Detect premeditated grief as an expression of a fear of intimacy.

First thing I want to do is accept the logic behind the borderline’s intrinsic fear of intimacy.  I’m reminded of  how often I’ve experienced grief (premeditated or real) in relationships.  Borderlines experience loss in the anticipation that our loved ones will leave or reject us, just like I experienced loss when splitting on my friend (before she passed). I was angry, but I was also projecting.  My mindset at the time was “if I could be having these hateful thoughts about her, she’s probably having them about me. Time to split!”. I was afraid of her no longer thinking the world of me, grew jealous of the time spent with our mutual friend, and convinced myself to leave.
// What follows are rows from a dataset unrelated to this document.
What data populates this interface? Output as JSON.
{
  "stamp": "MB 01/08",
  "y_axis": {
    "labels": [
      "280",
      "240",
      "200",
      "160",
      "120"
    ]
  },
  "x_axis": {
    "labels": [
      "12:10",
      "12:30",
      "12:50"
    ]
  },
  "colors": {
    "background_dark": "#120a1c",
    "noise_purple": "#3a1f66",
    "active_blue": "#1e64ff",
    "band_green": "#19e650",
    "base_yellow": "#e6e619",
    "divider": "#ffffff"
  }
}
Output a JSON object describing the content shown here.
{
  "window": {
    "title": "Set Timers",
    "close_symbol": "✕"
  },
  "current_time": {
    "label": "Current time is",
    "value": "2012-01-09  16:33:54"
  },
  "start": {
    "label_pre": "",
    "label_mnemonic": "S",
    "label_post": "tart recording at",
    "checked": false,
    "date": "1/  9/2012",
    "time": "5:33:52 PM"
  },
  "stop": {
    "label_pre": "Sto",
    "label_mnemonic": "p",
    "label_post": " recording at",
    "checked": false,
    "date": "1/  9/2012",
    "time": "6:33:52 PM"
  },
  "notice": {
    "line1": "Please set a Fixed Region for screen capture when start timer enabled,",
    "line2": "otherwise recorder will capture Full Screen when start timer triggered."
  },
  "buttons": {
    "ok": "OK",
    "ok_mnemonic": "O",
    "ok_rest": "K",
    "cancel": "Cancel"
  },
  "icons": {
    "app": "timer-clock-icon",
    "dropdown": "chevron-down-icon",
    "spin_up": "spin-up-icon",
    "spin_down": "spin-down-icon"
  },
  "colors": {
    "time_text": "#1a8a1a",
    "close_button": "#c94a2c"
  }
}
The logic behind premeditated grief is “leave them before they can leave you”. In my relationships when I feel those “leave them before they leave you” vibes, I will now associate them with my fear of intimacy acting up again. 

Self-compassion, always.

Second, I want to validate my fears. The fear of abandonment is so severe that I don’t know how to experience intimacy, at least not completely. This is what makes it so hard for me to express my love to anyone. Because I know down the line the harder I love someone, the harder I will anticipate them leaving me. I’m afraid to love because I’m afraid to lose, but I know this fear stems from a zero sum mentality, which is nothing more than a cognitive distortion that prevents me from experiencing intimacy completely. I understand how this fear came to exist and will no longer shame myself for it by processing the feelings with sustainable coping skills, like venting to a loved one, journaling, and absorbing more content that will help me understand the fear of abandonment.

Learn from my mistake.


Third, I want to pinpoint the error in my ways. I remember feeling relieved when my friend passed away because while I was splitting on her, I felt like she was dead to me anyway. This isn’t a sentiment I can share with someone who isn’t familiar with BPD. Our mutual friends would have looked at me like I was a monster, and at times I felt like one . I shouldn’t have ignored her. I should have at least told her how I felt.  Deep down I know she was important to me, otherwise I wouldn’t be splitting on her in the first place. Sad that my only indication of having cared is the vitriol I feel once a bridge is burned, but at least I have the awareness of precisely what I will do differently the next time I’m splitting on a loved one. Talk to them, and if that isn’t an option -find the gray in between those gradients of black and white.

Find the Gray.

Ask myself: what was the incident that bothered me? What parts of this person am I not liking or finding compatible to me and why? Are there any aspects of their character that I appreciate? What are my values? Does keeping them in my life align with those values? What do I want out of this relationship and where do I see it in the long run?

What grief taught me:

It took losing my dog to reflect and see that I needed to change. My love for Lucky shines a light on a better version of me. One that will weather the inevitable BPD storms, accompanying relationships, for a fraction of sunlight experienced when I choose to love with my whole heart. In conclusion, I’ve learned the hard way that while it may be complicated to have relationships with people, I can’t live without them.  I might as well make the best of my time with my loved ones while we’re still here.  Even if it means I’ll be a sniveling mess when they leave.